Passiamo alla votazione finale.

POLI BORTONE (CN-Io Sud). Domando di parlare per dichiarazione di voto.

PRESIDENTE. Ne ha facoltà.

POLI BORTONE (CN-Io Sud). Signora Presidente, chiedo di poter allegare il testo del mio intervento al Resoconto della seduta.

PRESIDENTE. La Presidenza l'autorizza in tal senso.

LANNUTTI (IdV). Domando di parlare per dichiarazione di voto.

PRESIDENTE. Ne ha facoltà.

LANNUTTI (IdV).
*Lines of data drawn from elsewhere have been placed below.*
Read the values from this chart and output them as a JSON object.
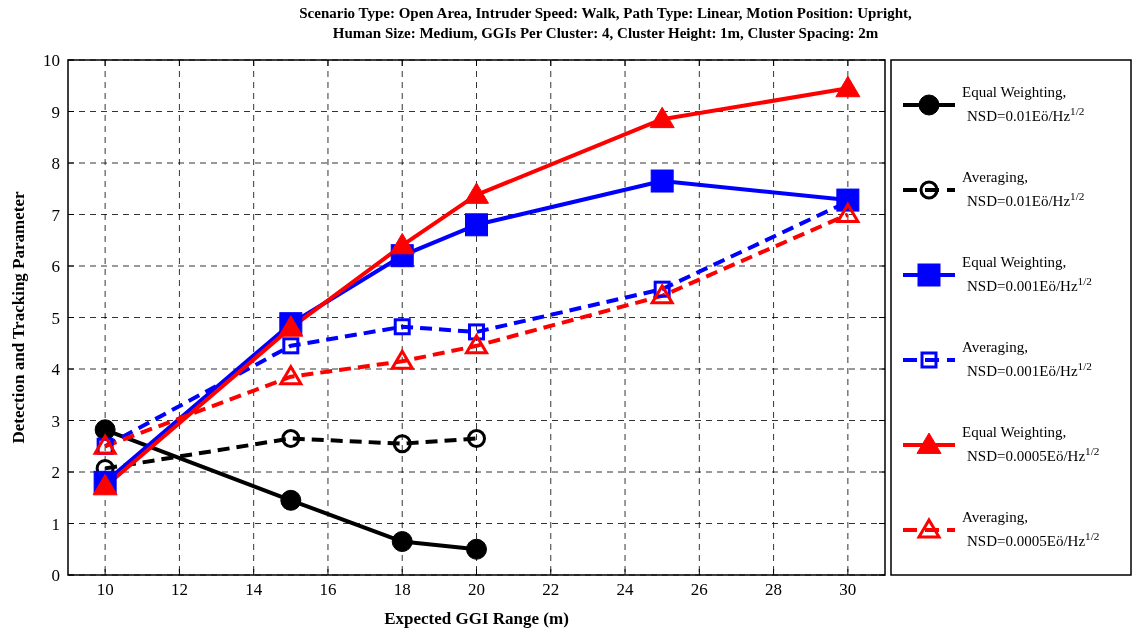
{
  "chart_data": {
    "type": "line",
    "title": "Scenario Type: Open Area, Intruder Speed: Walk, Path Type: Linear, Motion Position: Upright,\nHuman Size: Medium, GGIs Per Cluster: 4, Cluster Height: 1m, Cluster Spacing: 2m",
    "xlabel": "Expected GGI Range (m)",
    "ylabel": "Detection and Tracking Parameter",
    "xlim": [
      9,
      31
    ],
    "xticks": [
      10,
      12,
      14,
      16,
      18,
      20,
      22,
      24,
      26,
      28,
      30
    ],
    "ylim": [
      0,
      10
    ],
    "yticks": [
      0,
      1,
      2,
      3,
      4,
      5,
      6,
      7,
      8,
      9,
      10
    ],
    "grid": true,
    "legend": "right",
    "series": [
      {
        "name": "Equal Weighting, NSD=0.01Eö/Hz$^{1/2}$",
        "color": "#000000",
        "marker": "circle",
        "line_style": "solid",
        "x": [
          10,
          15,
          18,
          20
        ],
        "values": [
          2.82,
          1.45,
          0.65,
          0.5
        ]
      },
      {
        "name": "Averaging, NSD=0.01Eö/Hz$^{1/2}$",
        "color": "#000000",
        "marker": "circle",
        "line_style": "dashed",
        "x": [
          10,
          15,
          18,
          20
        ],
        "values": [
          2.07,
          2.65,
          2.55,
          2.65
        ]
      },
      {
        "name": "Equal Weighting, NSD=0.001Eö/Hz$^{1/2}$",
        "color": "#0000ff",
        "marker": "square",
        "line_style": "solid",
        "x": [
          10,
          15,
          18,
          20,
          25,
          30
        ],
        "values": [
          1.8,
          4.88,
          6.2,
          6.8,
          7.65,
          7.28
        ]
      },
      {
        "name": "Averaging, NSD=0.001Eö/Hz$^{1/2}$",
        "color": "#0000ff",
        "marker": "square",
        "line_style": "dashed",
        "x": [
          10,
          15,
          18,
          20,
          25,
          30
        ],
        "values": [
          2.5,
          4.45,
          4.82,
          4.72,
          5.55,
          7.25
        ]
      },
      {
        "name": "Equal Weighting, NSD=0.0005Eö/Hz$^{1/2}$",
        "color": "#ff0000",
        "marker": "triangle",
        "line_style": "solid",
        "x": [
          10,
          15,
          18,
          20,
          25,
          30
        ],
        "values": [
          1.72,
          4.8,
          6.4,
          7.38,
          8.85,
          9.45
        ]
      },
      {
        "name": "Averaging, NSD=0.0005Eö/Hz$^{1/2}$",
        "color": "#ff0000",
        "marker": "triangle",
        "line_style": "dashed",
        "x": [
          10,
          15,
          18,
          20,
          25,
          30
        ],
        "values": [
          2.5,
          3.85,
          4.15,
          4.45,
          5.42,
          7.0
        ]
      }
    ]
  }
}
Signora Presidente, colleghi, svolgerò una brevissima dichiarazione di voto su un disegno di legge che, come abbiamo ricordato, è stato superato dai fatti e che ha rinviato lo svolgimento dell'assemblea Parmalat, prevista a metà aprile, per consentire ad alcuni soggetti di approntare una difesa dall'acquisizione da parte dei francesi.
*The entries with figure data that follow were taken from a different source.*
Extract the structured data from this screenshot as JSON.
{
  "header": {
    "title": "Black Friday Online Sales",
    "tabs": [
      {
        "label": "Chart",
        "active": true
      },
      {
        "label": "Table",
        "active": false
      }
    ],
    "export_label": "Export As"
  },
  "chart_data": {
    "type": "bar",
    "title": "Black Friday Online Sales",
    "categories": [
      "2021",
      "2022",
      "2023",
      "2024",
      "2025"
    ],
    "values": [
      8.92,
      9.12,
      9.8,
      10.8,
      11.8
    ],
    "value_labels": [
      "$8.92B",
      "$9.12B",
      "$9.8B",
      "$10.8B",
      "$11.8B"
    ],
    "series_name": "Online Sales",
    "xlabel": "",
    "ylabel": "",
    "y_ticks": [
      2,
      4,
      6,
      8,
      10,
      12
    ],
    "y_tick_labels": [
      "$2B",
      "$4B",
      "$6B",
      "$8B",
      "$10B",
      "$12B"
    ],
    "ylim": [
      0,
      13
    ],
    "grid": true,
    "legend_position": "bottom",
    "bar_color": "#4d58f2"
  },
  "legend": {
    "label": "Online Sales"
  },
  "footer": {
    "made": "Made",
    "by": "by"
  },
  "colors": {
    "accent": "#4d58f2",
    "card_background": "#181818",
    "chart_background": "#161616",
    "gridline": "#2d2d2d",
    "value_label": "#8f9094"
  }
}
Questo disegno di legge non servirà a nulla, poiché quasi sicuramente i francesi di Lactalis acquisiranno la Parmalat con i soldi di Parmalat, ossia 1,4 miliardi di euro, frutto di risarcimenti derivanti dal crack di 14 miliardi del «lattaio di Collecchio».
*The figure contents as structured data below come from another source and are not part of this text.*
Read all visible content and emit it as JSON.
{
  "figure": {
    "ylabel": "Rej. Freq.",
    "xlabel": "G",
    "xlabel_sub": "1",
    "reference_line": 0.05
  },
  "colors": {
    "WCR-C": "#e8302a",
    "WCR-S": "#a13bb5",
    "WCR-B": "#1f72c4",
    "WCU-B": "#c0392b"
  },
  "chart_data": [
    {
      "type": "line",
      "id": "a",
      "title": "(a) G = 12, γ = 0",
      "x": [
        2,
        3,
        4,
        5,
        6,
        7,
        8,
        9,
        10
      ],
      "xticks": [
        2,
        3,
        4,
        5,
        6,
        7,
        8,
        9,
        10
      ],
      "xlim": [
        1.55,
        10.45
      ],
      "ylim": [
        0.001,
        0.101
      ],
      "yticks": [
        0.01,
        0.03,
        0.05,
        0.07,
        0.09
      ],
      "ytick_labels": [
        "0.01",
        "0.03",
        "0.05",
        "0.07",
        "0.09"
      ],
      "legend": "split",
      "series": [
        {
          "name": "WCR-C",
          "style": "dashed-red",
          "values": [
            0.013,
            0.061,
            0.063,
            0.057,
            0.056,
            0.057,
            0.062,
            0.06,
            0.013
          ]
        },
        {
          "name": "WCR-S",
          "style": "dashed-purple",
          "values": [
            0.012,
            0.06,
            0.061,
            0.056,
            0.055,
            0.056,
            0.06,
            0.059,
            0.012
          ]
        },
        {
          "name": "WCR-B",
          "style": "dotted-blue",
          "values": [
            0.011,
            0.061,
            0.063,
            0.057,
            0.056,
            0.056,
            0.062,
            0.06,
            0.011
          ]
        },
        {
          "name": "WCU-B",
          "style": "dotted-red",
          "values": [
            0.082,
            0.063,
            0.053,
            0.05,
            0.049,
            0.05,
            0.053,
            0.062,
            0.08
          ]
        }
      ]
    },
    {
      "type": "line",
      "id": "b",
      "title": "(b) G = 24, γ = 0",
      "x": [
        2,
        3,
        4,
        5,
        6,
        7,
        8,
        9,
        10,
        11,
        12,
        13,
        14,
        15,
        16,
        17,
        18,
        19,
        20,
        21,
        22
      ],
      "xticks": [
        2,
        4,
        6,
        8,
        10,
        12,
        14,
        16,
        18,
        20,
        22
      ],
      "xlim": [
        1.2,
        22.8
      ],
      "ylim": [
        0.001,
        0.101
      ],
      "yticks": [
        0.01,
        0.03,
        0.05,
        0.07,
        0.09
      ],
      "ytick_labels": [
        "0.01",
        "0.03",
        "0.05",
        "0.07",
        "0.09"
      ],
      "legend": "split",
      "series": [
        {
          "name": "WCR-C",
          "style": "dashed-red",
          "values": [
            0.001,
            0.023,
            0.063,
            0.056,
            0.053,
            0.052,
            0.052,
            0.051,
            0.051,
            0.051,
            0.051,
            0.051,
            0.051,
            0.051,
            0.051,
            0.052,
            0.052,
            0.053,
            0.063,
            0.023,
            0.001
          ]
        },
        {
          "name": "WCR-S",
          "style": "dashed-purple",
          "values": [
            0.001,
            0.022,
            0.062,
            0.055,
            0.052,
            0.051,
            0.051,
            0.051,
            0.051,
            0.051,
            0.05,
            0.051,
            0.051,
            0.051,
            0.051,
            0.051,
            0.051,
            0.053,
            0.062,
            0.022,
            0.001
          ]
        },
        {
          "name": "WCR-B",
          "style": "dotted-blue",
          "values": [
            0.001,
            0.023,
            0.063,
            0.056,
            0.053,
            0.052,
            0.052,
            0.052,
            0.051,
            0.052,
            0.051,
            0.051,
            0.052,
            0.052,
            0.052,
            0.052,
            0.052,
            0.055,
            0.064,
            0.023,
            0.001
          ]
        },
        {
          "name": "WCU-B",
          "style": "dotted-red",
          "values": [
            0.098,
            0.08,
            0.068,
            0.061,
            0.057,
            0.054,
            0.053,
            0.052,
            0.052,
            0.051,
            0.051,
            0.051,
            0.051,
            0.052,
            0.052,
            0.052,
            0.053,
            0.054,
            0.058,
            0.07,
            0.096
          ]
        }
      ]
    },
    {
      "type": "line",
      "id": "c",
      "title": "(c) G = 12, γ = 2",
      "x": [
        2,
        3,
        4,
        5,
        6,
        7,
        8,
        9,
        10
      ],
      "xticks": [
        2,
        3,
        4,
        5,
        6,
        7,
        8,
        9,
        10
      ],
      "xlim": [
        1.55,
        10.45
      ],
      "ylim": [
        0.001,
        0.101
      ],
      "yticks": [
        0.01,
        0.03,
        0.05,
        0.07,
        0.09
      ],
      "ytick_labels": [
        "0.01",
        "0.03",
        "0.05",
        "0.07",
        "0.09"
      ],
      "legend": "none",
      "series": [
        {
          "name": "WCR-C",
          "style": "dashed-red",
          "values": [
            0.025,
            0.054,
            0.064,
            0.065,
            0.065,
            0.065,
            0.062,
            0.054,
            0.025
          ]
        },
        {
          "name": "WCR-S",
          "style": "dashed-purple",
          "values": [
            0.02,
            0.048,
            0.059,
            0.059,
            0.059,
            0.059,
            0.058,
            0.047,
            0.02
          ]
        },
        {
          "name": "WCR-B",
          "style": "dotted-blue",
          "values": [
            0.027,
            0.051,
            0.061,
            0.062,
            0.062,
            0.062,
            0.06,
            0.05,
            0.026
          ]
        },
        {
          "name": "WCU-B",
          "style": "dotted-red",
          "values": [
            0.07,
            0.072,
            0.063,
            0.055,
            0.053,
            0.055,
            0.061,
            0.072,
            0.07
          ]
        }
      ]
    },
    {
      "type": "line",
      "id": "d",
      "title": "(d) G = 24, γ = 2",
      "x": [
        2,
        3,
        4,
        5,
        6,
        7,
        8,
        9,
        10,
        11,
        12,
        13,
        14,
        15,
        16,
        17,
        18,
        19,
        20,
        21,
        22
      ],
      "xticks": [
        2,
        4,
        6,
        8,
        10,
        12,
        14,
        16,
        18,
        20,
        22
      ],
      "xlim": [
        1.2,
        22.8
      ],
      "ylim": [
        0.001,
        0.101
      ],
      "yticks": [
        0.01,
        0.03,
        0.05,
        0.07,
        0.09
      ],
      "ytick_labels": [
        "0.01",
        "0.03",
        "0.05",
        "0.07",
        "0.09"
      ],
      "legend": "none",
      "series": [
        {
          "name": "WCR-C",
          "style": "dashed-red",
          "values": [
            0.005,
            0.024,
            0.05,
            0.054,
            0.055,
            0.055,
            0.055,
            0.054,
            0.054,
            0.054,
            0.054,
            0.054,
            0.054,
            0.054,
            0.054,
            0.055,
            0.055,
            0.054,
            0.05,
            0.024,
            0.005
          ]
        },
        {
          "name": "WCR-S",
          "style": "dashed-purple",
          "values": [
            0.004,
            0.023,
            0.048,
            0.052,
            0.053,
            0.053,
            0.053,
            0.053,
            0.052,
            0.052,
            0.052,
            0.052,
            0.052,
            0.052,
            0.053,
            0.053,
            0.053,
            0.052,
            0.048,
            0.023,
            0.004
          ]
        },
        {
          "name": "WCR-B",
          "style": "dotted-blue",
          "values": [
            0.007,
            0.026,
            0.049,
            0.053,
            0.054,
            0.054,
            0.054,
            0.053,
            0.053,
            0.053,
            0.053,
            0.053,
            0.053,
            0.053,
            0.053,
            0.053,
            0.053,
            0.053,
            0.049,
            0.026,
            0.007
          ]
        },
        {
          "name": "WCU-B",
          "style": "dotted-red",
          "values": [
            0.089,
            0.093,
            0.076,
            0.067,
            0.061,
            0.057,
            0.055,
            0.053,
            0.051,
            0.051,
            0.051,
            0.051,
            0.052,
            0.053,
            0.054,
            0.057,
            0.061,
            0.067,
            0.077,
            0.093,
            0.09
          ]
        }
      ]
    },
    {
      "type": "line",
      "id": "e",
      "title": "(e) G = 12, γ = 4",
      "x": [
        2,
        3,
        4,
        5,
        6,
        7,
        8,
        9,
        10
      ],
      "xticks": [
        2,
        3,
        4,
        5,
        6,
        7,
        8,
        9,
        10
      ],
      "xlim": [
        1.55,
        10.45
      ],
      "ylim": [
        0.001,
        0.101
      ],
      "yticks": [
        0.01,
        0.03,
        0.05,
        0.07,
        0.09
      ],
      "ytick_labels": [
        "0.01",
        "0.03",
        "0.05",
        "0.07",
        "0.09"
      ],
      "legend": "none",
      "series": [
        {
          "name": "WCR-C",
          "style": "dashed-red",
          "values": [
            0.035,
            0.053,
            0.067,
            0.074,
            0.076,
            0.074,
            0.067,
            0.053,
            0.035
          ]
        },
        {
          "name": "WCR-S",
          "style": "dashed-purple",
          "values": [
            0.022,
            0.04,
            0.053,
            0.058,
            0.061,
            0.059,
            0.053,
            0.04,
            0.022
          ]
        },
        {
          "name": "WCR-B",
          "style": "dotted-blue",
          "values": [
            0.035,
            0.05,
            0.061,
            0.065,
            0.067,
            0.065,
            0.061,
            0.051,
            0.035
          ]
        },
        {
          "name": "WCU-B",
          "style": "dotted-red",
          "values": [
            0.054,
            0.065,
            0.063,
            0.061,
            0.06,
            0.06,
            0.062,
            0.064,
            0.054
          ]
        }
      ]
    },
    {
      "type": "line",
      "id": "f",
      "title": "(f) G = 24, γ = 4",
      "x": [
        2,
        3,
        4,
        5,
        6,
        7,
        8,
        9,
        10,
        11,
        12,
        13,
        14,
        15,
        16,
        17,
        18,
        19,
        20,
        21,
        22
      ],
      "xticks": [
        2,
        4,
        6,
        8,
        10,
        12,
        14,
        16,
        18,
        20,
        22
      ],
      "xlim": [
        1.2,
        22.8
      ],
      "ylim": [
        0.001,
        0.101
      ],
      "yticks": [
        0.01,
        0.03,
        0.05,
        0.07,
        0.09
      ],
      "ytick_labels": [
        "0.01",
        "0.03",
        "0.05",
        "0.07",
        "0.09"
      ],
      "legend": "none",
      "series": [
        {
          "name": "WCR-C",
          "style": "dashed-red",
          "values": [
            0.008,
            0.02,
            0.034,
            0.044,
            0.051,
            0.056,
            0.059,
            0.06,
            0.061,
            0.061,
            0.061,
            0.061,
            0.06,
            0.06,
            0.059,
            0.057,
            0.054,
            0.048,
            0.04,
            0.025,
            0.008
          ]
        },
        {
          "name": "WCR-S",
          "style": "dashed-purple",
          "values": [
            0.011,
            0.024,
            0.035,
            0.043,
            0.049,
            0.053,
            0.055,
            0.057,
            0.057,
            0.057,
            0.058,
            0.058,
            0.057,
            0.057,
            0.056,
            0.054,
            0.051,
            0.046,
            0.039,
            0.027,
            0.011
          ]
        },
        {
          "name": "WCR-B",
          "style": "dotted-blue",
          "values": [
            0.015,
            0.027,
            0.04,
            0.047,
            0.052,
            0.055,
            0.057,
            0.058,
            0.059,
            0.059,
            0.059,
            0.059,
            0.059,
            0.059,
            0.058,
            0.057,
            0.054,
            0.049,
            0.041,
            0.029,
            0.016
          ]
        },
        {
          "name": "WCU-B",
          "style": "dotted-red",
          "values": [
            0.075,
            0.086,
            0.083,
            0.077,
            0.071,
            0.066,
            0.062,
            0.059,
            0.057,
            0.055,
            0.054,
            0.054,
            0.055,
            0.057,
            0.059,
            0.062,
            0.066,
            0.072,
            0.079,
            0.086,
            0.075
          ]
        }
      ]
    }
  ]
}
Oggi, tutti si stracciano le vesti per difendere l'italianità, le imprese strategiche dall'assalto degli stranieri, mentre gli stessi qualche anno fa erano distratti. Gli stessi che gridano oggi alla calata dei barbari e degli stranieri cercarono di favorire, meno di tre anni, fa il trasferimento di Autostrade: la gallina dalle uova d'oro che ottiene ogni anno consistenti incrementi tariffari a danno degli automobilisti, a prescindere dalla qualità dei servizi. Voglio ricordare che quel Ministro che, insieme ad alcune associazioni, si batté contro la vendita ad Abertis si chiamava, e si chiama, Antonio Di Pietro. Questo - ripeto - è un disegno di legge inutile che offre, tra l'altro, molta discrezionalità nella gestione anche alla Cassa depositi e prestiti. Abbiamo visto quando c'è il potere discrezionale, senza controllo del Parlamento o pubblico, ciò che è accaduto in quei provvedimenti di protezione civile che hanno indotto alcune procure della Repubblica a rinviare a giudizio gli autori di quelle spese che erano state fatte, anche senza lo scrutinio della Corte dei conti.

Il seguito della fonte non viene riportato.